1.  The narrator compares his school to ancient Greece. BOTH in Greece and in his school, great athletes.
c)  were highly considered.
d)  had a privileged position.
2. 
a)  False: "This never happened to me, and …, I'm awfully glad it didn't".
b)  True: "because I loved playing games, life for me at Repton was not totally without pleasure".
Question on documents 1 and 2
H.  
1. Only the narrator in document 1
a) I hate losing.
c) I want to be recognised.
2. Only the narrator in document 2
d) Sport is fun.
3. Both narrators
b) You have to be good at sport or even the best!

II Expression écrite
A.  Captain: Are you alright? You didn't play as well as usual today!
Me: I'm surprised you say that. I had great fun today. It was a good match!
Captain: But we lost, didn't we!
Me: That's not what counts the most, is it? Enjoying ourselves is more important than anything else!
Captain: I'm not sure I agree with you there. There are lots of other people who are ready to take your place in the team if you don't think we're out there to win!
Me: You're not serious, are you? Today's game wasn't part of the championship. It was a friendly game with a team I particularly appreciate for its fair play and strong team spirit.

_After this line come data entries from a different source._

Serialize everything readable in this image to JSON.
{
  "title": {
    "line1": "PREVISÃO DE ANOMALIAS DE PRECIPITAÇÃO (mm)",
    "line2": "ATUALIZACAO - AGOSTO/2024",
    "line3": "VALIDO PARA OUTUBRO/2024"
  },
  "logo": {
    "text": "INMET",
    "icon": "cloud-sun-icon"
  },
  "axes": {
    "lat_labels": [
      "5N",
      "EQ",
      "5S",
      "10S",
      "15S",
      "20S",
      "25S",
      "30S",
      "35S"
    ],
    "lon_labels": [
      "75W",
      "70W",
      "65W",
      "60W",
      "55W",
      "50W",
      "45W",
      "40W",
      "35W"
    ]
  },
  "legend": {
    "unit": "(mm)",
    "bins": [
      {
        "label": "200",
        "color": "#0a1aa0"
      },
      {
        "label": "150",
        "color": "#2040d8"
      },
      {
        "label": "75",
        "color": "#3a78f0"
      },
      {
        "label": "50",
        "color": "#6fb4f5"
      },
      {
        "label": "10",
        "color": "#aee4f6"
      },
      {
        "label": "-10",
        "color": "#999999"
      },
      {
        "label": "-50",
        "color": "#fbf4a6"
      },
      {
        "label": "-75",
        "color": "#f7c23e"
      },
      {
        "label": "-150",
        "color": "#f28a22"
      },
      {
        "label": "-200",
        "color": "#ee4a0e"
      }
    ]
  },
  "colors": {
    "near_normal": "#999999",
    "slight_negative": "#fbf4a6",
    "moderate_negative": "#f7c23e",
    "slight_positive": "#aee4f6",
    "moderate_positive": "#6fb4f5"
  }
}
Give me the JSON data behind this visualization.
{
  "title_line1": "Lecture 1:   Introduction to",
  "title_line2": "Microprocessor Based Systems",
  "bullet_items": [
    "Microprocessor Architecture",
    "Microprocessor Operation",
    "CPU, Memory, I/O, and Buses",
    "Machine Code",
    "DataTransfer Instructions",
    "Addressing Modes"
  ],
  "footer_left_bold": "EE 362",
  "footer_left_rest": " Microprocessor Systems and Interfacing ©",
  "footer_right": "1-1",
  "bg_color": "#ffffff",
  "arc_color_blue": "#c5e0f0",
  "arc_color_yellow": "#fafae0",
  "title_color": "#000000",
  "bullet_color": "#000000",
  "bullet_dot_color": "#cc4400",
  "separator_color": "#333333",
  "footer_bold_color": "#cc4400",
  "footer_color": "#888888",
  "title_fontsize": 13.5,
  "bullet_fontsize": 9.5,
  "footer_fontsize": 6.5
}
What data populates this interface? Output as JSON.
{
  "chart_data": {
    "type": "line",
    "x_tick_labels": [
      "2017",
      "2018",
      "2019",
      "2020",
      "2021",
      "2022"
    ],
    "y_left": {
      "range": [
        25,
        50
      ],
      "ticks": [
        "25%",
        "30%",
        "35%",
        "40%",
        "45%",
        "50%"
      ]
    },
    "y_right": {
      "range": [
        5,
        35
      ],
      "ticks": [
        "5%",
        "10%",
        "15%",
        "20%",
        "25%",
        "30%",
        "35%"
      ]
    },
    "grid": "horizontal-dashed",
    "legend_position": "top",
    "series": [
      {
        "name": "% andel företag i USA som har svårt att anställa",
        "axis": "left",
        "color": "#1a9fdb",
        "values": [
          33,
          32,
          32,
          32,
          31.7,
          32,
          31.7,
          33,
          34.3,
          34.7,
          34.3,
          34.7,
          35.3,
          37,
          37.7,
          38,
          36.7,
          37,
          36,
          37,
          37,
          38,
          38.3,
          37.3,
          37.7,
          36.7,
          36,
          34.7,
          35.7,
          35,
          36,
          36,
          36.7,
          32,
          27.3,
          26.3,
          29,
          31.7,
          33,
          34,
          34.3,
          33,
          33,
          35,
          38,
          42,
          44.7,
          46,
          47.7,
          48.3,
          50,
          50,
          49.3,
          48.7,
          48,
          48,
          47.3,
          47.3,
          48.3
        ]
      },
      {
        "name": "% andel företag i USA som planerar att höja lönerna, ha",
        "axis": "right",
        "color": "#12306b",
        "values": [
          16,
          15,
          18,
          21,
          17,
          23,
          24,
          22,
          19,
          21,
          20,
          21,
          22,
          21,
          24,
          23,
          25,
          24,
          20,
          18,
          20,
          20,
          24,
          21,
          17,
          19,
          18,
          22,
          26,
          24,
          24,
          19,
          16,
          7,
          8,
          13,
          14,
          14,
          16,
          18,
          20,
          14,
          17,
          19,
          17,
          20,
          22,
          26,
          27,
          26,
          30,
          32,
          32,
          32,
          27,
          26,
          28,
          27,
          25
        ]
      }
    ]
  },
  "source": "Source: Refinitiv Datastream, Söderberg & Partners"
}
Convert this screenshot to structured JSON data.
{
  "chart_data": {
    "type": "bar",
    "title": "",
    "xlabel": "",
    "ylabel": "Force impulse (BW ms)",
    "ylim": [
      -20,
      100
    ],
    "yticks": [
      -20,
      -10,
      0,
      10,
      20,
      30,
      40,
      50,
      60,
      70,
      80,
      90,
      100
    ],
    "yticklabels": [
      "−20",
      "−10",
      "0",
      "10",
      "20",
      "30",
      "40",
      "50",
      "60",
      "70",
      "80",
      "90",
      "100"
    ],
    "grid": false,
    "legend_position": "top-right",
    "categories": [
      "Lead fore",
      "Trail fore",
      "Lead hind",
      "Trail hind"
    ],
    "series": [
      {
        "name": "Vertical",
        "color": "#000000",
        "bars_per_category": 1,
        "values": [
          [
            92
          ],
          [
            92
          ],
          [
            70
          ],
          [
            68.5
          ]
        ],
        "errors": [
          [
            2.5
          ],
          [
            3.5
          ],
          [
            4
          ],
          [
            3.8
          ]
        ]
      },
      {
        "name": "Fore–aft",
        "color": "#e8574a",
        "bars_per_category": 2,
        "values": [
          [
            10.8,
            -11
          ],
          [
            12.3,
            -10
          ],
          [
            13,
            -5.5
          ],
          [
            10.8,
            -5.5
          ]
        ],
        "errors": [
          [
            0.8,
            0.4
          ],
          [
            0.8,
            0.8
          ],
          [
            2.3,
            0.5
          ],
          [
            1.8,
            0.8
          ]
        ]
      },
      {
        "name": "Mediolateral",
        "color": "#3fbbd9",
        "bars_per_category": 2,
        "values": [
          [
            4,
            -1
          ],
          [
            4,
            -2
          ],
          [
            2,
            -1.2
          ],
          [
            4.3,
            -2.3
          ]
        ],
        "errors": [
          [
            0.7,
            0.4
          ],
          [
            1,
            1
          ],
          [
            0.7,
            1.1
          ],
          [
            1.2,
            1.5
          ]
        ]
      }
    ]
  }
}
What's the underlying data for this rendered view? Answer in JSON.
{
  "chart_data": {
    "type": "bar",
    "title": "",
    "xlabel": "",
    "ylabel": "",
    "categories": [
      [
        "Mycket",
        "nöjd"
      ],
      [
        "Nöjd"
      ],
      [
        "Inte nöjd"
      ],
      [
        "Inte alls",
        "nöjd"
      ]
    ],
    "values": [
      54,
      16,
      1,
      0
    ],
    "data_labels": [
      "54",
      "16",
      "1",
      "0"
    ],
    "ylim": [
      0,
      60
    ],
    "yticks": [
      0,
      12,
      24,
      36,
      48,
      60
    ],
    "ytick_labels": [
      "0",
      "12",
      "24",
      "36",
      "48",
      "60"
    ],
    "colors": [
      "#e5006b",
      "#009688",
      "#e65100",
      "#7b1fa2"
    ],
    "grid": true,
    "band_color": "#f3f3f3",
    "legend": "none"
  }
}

Captain: You should play every game as if it were / was the most important game in your life. It's the only way to improve your skills.
Me: I'm not sure we're on the same wavelength, here. I play sports to keep fit and socialise, not to win necessarily.
Captain: We'll continue this conversation in my office next week!
B.  You're all here, boys and girls? Gather round and listen. I have something important to say. This is the most important match of the year. You've played brilliantly up till now and deserve your place in the final. You can be really proud of yourselves.
Well done! Now, it's important to go out there in the right frame of mind. First and foremost, don't forget that what counts most is to enjoy yourselves and play a good game. Okay, it's an important match, but if you play really well and still lose, it doesn't matter. On the other hand, if you play badly and lose, that's tragic, because you'll be doubly miserable – miserable at playing badly and miserable at losing. That's not the right plan, is it? So let's keep in mind that we should make the most of the game. Remember, you're a team. I don't want to see any of you trying to play it individually. And don't let the other side intimidate you – they're on their home ground, but you're superior in rapidity and dodging techniques, so go out there and show them how good you are!